Major Cyber Incidents

  • A denial-of-service attack brought down the website of the Finnish Parliament. The deputy director general at the National Cyber Security Centre, on Tuesday confirmed to the public broadcasting company that the attack is under investigation, reminding that although denial-of-service attacks can bring down websites they do not mean that sensitive data has ended up in the wrong hands.
  • Acala, the decentralized hub of the Polkadot network, has suffered a major security breach, which promoted it to pass an urgent vote to pause operations. The hack was allegedly caused by a bug in the iBTC/AUSD pool. The security vulnerability allowed the attacker to issue an additional 1.2 Acala Dollar (AUSD) billion tokens.

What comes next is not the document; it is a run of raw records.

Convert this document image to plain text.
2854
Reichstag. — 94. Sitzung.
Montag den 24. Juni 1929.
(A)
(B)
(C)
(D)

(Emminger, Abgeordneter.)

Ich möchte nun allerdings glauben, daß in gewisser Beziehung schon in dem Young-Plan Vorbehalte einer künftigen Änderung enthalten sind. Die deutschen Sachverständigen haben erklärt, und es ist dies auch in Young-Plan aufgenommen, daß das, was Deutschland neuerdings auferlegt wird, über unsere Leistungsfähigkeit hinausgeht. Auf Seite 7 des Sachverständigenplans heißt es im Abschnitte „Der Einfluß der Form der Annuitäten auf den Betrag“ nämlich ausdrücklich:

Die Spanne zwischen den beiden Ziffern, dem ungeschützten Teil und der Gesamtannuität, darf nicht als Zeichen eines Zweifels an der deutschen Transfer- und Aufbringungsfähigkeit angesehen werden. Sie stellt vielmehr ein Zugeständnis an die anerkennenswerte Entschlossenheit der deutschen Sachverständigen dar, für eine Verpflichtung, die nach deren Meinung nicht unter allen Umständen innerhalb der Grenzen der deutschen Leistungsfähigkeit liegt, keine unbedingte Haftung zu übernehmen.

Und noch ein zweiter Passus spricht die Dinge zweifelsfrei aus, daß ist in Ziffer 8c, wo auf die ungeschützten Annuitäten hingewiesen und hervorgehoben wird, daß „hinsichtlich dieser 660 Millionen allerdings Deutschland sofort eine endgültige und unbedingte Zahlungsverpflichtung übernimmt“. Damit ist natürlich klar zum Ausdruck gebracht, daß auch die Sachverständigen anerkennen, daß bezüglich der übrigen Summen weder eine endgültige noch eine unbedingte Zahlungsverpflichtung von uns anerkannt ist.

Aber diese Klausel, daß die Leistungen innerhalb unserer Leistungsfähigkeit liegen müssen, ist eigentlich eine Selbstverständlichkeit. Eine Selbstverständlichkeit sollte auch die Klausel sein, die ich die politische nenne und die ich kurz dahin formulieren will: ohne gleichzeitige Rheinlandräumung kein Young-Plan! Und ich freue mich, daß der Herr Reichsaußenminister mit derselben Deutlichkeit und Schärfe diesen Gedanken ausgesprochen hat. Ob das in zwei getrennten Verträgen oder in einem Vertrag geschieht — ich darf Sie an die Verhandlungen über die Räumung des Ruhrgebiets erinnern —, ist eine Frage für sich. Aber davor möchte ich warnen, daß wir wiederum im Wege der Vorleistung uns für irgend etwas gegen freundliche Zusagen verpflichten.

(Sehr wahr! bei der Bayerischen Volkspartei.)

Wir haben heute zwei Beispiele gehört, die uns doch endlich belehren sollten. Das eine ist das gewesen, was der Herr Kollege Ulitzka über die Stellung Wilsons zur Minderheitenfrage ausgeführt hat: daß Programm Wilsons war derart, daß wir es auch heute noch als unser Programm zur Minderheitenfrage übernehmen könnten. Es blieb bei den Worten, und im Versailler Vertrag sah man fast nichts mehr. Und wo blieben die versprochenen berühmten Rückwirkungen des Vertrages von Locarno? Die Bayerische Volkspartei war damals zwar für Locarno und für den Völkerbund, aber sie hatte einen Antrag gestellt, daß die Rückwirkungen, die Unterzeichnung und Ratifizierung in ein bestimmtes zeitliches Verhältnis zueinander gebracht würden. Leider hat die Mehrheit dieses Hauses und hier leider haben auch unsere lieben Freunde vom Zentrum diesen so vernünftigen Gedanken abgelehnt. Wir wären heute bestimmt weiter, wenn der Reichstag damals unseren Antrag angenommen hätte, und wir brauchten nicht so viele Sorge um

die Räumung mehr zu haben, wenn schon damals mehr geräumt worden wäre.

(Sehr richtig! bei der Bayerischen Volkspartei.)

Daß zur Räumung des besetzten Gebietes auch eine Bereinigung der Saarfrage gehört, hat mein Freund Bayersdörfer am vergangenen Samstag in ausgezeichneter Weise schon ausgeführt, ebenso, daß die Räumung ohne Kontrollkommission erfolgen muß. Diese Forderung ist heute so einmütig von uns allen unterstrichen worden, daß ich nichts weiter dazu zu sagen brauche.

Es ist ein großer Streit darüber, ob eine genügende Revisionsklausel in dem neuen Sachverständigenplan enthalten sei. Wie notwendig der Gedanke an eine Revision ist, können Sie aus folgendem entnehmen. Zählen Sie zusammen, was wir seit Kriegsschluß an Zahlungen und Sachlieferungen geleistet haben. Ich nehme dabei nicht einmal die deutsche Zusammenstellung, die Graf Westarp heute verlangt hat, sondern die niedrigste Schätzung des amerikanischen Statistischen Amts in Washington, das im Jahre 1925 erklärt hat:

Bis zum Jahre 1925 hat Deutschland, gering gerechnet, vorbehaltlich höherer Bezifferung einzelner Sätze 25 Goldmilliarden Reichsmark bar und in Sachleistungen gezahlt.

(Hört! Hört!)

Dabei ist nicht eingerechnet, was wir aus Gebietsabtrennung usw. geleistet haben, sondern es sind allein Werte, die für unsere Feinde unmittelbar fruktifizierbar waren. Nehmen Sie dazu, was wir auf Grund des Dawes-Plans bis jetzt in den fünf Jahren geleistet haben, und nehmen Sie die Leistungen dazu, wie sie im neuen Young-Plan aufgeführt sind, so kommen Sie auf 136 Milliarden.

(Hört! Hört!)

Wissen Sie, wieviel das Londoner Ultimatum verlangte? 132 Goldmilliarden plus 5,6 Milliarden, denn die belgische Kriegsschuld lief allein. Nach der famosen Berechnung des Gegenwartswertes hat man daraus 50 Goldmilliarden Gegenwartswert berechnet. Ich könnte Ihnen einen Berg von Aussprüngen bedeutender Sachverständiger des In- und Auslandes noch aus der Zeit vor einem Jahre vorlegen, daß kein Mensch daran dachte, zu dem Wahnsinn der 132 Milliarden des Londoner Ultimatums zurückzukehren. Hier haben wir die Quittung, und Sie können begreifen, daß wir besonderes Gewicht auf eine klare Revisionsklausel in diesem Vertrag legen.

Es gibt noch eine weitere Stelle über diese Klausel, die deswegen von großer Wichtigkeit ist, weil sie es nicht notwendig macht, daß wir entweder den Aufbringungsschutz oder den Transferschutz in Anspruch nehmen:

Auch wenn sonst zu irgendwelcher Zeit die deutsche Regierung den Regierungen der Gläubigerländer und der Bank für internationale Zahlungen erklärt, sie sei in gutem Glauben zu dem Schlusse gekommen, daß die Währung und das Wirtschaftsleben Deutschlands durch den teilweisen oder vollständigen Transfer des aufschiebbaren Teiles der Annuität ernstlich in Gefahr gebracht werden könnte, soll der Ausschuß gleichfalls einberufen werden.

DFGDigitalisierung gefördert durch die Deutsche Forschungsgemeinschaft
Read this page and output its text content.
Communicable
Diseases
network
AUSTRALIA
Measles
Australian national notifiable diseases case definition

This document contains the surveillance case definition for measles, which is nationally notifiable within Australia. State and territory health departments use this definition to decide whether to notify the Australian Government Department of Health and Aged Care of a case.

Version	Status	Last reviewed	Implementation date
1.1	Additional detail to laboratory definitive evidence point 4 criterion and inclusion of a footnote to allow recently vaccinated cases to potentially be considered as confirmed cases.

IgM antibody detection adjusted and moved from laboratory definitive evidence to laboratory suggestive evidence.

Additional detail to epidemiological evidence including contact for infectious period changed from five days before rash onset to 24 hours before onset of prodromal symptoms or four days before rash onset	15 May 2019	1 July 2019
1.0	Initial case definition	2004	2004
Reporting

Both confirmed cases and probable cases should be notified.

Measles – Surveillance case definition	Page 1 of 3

  • South Staffordshire Water, a company supplying 330 million liters of drinking water to 1.6m consumers daily, has issued a statement confirming IT disruption from a cyberattack. As the announcement explains, the safety and water distribution systems are still operational, so the disruption of the IT systems doesn’t impact the supply of safe water to its customers or those of its subsidiaries, Cambridge Water and South Staffs Water.
  • CS.MONEY, one of the largest platforms for trading CS:GO skins, has taken its website offline after a cyberattack allowed hackers to loot 20,000 items worth approximately $6,000,000. CS.MONEY featuring 1,696 unique skins for 53 weapons and managing a total asset worth of $16,500,000, dropping to $10,500,000 after the attack.
  • Microsoft Employees Exposed Own Company’s Internal Logins. A cybersecurity firm found that Microsoft workers uploaded sensitive login credentials to Microsoft’s own systems to GitHub.